Городские про вставную челюсть благоразумно не спрашивали.
— Вся улица знает, что у меня теперь три внука, — наконец ответила Ленка.
— Трое!? Да откуда же!?
Местные, уловив то мгновение, когда можно прищёлкнуть городских, охотно пояснили:
— Да это Ленка на воспитание троих взяла... Есть тут одна семейка. Муж нормальный, а баба — алкашка. Ну мужик что, целый день на работе, шоферит, потом спит, а мрази этой — Таньке — плевать. Гуляет. Детишки — Данька вот, ещё две девочки, но они постарше, посамостоятельнее. Мы их к себе водим: кормим, уроки делаем, но больше всех Ленка, конечно. Они у неё как дома живут.
Женщина продолжала двигать челюстью, словно замещала движение, которого лишились гости, приехавшие издалека. Наконец кто-то из них сказал:
— Ну, Ленка, ты молодец! Всегда знали, что ты порядочная, но настолько! Давай, за тебя.
Опрокинули. Запили вишнёвым компотом. Тот скис, подбродил.
— Компот-то пыхает, — сказала Ленка, — сейчас другой принесу.
Женщина унеслась на кухню, и за столом начался приглушённый разговор, какой ведётся только в отсутствии хозяина.
— Вы Таньку помнить должны. Их пятеро было, в конце улицы жили. У неё брат Ромка слабоумный был. Слабоумный, но не пьющий. Помните? Танькину мать ещё безногий дед изнасиловал. Так она с двенадцати и зачастила: что ни год, то выстрелит.
— Дед...? Какой дед?
— Да вы что, не помните? Танькину мать в двенадцать лет безногий дед изнасиловал. Уж не знаем, как это так вышло, но вот взял и надругался над ней. Вы-то уехали в город поступать, а мы, как выросли, таких историй от стариков понаслушались! Так что нельзя Таньку сильно винить, но своя-то голова на плечах должна быть.

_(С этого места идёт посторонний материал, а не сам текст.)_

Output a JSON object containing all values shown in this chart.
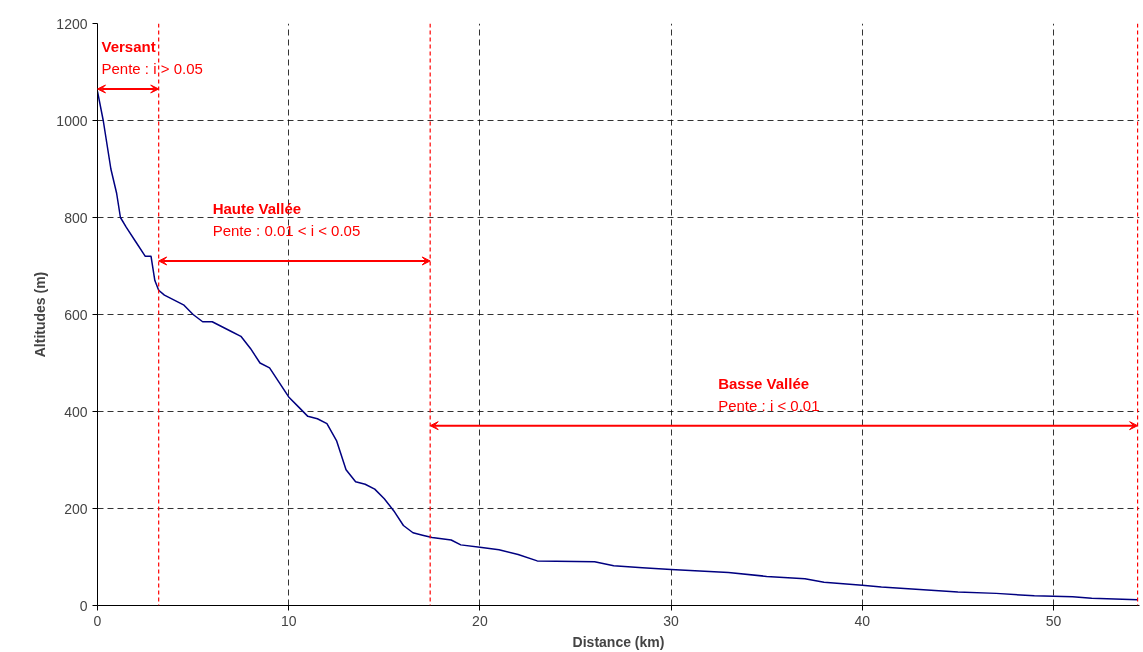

История выходила жуткой и немного комичной. Живо представилась маленькая девочка, которая лежит на кровати и, не смея шелохнуться, смотрит, как по полу к ней ползёт безногий дед. Тот оскален, возможно, пьян, на бороде повисла вонючая слюнка, но лишённый радостей старик твёрдо решил, чего хочет. Девочка тоже не может отвести взгляд. А может... может, костыли были или дощечка с колёсиками, но зато точно был тот дурной стариковский взгляд и оцепеневшая перед ним девочка.
Вздрогнули. Ещё раз выпили. С компотом явилась Ленка.
— Что, рассказали уже? — спросила она, — Не верите? А зря... сами не помните, как тут пили? Мы-то у матери вдвоём только, так она, царство ей небесное, идёт однажды по улице, а ей навстречу тёть Маша, ну — Танькина мать. Моя в сторону, а Машка ей следом орёт: "Чураешься!? Я, между прочим, пятерых Родине дала!". Да что толку, если из тех пятерых только слабоумный Ромка с Танькой остались. Та и нарожала на мою голову четверых.
— А четвёртый кто? Данька, две девчонки, а ещё...?
За столом закряхтели. Ленка снова посмотрела в зеркало. Завитушки светлых волос, голубые глаза. На окне — рассада.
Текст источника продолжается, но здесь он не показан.